Há
um mês que não vinha a Peireses. Julguei que ninguém dava pela minha falta.
Pois enganei-me. Primeiro, uma gata a quem costumo brindar com umas aparas do
talho, mal me viu, começou
a destilar ternura dos olhos:
–
Ingrato! Eu para aqui perdida de amores por ele, e este vadio deixa passar um
mês sem me visitar...
–
Os teus males de amor sei eu quais são e o remédio que têm. Chega-te para lá,
se não ainda levas algum pontapé que passo contigo aos astros...
A
tinhosa da gata, enquanto lhe não encher o fole, não me larga. Se estou parado
roça-se-me nas pernas, se ando, mete-se-me à frente dos pés. Uma chata de todos
os tamanhos. Só há um processo de me ver livre dela. É atirar-lhe um bom naco
de carne. Nem sei como ainda a aturo.
–
És de bom tempo...
Levanto
a cabeça e vejo a poupa empoleirada no telhado, de asa encolhida e bico murcho.
–
Olá vizinha? Que modos são esses? Desgosto ou apenas cansaço?
–
Cansaço, rapaz. Os filhos não me dão um momento de folga. Sempre de goelas abertas, a reclamar
o cibato. E como tem chovido e os insectos rareado, vejo-me perdida para os
calar. Estava mesmo agora a passar pelas brasas enquanto eles dormem a sesta.
Mas diz-me cá: a que se deve tão prolongada e estranha ausência?
–
Compromissos, Princesa, compromissos. Compromissos incontornáveis, como agora dizem os nossos políticos e os nossos articulistas.

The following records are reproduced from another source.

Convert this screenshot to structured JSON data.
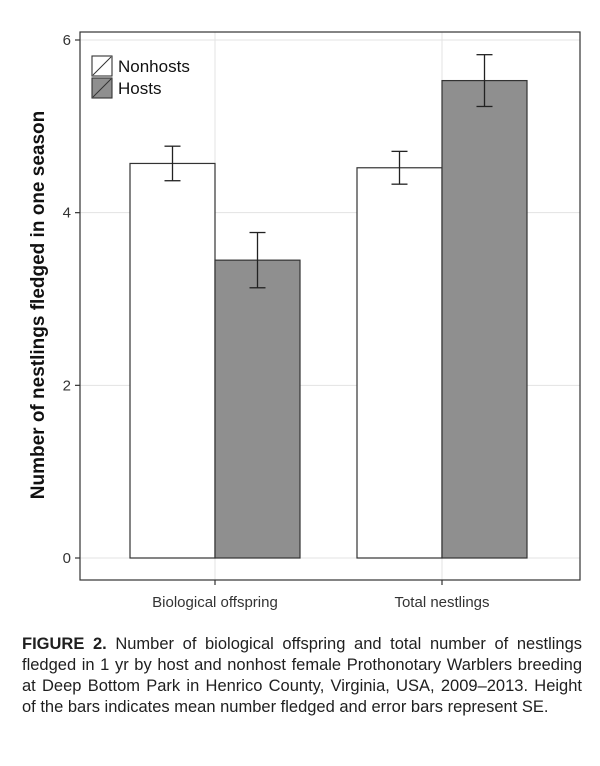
{
  "chart_data": {
    "type": "bar",
    "categories": [
      "Biological offspring",
      "Total nestlings"
    ],
    "series": [
      {
        "name": "Nonhosts",
        "values": [
          4.57,
          4.52
        ],
        "se": [
          0.2,
          0.19
        ],
        "color": "#ffffff"
      },
      {
        "name": "Hosts",
        "values": [
          3.45,
          5.53
        ],
        "se": [
          0.32,
          0.3
        ],
        "color": "#8f8f8f"
      }
    ],
    "xlabel": "",
    "ylabel": "Number of nestlings fledged in one season",
    "ylim": [
      0,
      6
    ],
    "yticks": [
      0,
      2,
      4,
      6
    ],
    "grid": true,
    "legend_position": "top-left"
  },
  "caption": {
    "label": "FIGURE 2.",
    "text": "Number of biological offspring and total number of nestlings fledged in 1 yr by host and nonhost female Prothonotary Warblers breeding at Deep Bottom Park in Henrico County, Virginia, USA, 2009–2013. Height of the bars indicates mean number fledged and error bars represent SE."
  }
}
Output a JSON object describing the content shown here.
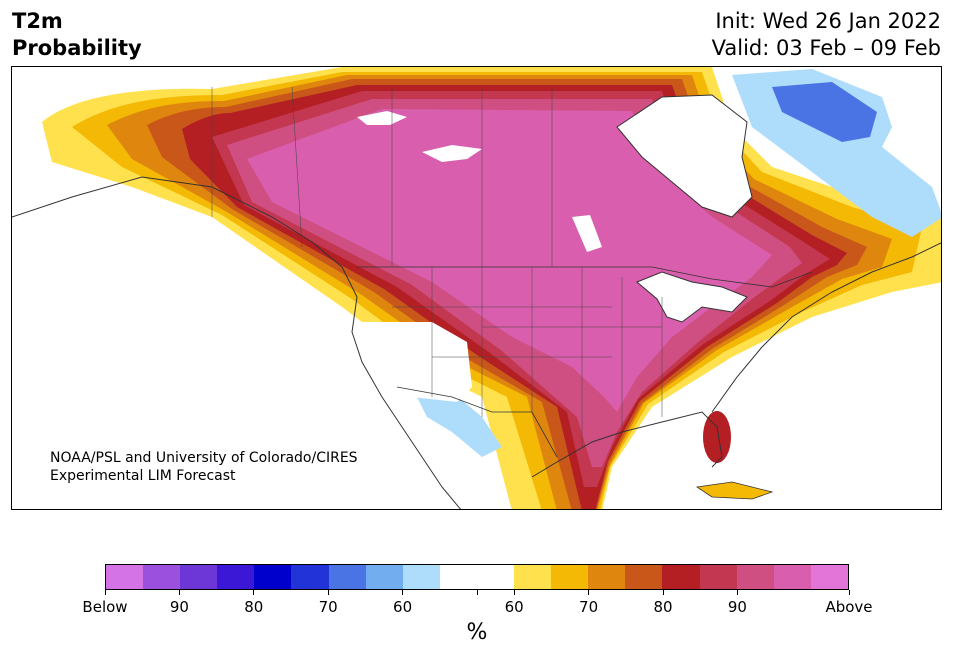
{
  "header": {
    "variable": "T2m",
    "subtitle": "Probability",
    "init": "Init: Wed 26 Jan 2022",
    "valid": "Valid: 03 Feb – 09 Feb"
  },
  "map": {
    "credit_line1": "NOAA/PSL and University of Colorado/CIRES",
    "credit_line2": "Experimental LIM Forecast"
  },
  "colorbar": {
    "unit": "%",
    "colors": [
      "#d473e6",
      "#9b51de",
      "#6d37d8",
      "#3a18d6",
      "#0000cc",
      "#2233d8",
      "#4a74e3",
      "#72aeef",
      "#aedcfb",
      "#ffffff",
      "#ffffff",
      "#ffe14e",
      "#f3b905",
      "#df860e",
      "#c95719",
      "#b41f24",
      "#c33850",
      "#d04f83",
      "#d95ead",
      "#e374d8"
    ],
    "labels": [
      "Below",
      "90",
      "80",
      "70",
      "60",
      "60",
      "70",
      "80",
      "90",
      "Above"
    ]
  }
}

Dias de anos de pessoas de família, um seminário dito científico, donde saí a
saber menos do que quando lá entrei, a reunião anual dos colegas de curso.
–
E onde reunistes?
–
«Varandas do Zézere».
–
o Zézere não é um rio?
–
Pois é.
–
E os rios têm varandas?
–
«Varandas do Zézere» é um simpático hotel sobranceiro à «Barragem do Cabril».
–
Barragem do Cabril? Nunca tinha ouvido falar. Por acaso não teria sido de lá
que o célebre Cabrilho partiu à descoberta das costas da Califórnia?
–
Ó Princesa! Não brinques. Cabril é uma pequena albufeira a quem a nossa dos Pisões,
se a encontrasse, era bem capaz de lhe fazer o que a baleia fez a Jónatas:
engolia-a dum trago...
–
E que mais viste tu?
–
A Sertá.
–
Para fritar os peixes da barragem?
–
Sertã é uma vila, Princesa.
–
Quem mora numa sertã deve estar frito.
–
Frito estou eu com as tuas ironias.
–
Desculpa e continua.
–
Entre a Sertil e Vila de Rei subimos a um cabeço, ou marco geodésico, com os
seus 800 metros de altitude e umas vistas deslumbrantes. Para onde quer que um
homem se volte tem à frente dos olhos uma vastidão de horizontes que se confundem
com o azul cinzento do céu ou do infinito. Dizem que é o «Centro de Portugal»...
–
«Centro de Portugal»? Ó vizinho: que eu saiba, Portugal não é uma circunferência?
–
Nunca tinha pensado nisso.
–
Então pensa um pouco melhor e depois diz-me como é que se determina o centro
dum quadrilátero. E não me venhas para cá falar de marcos grodésicos com 800
metros de altitude, quando
eu tenho aqui a um golpe de asa o do Larouco a 1500. Isso nem parece teu...
–
Desculpa, Princesa.
Bento da Cruz, PROLEGÓMENOS – Crónicas de Barroso (p. 172 e s.)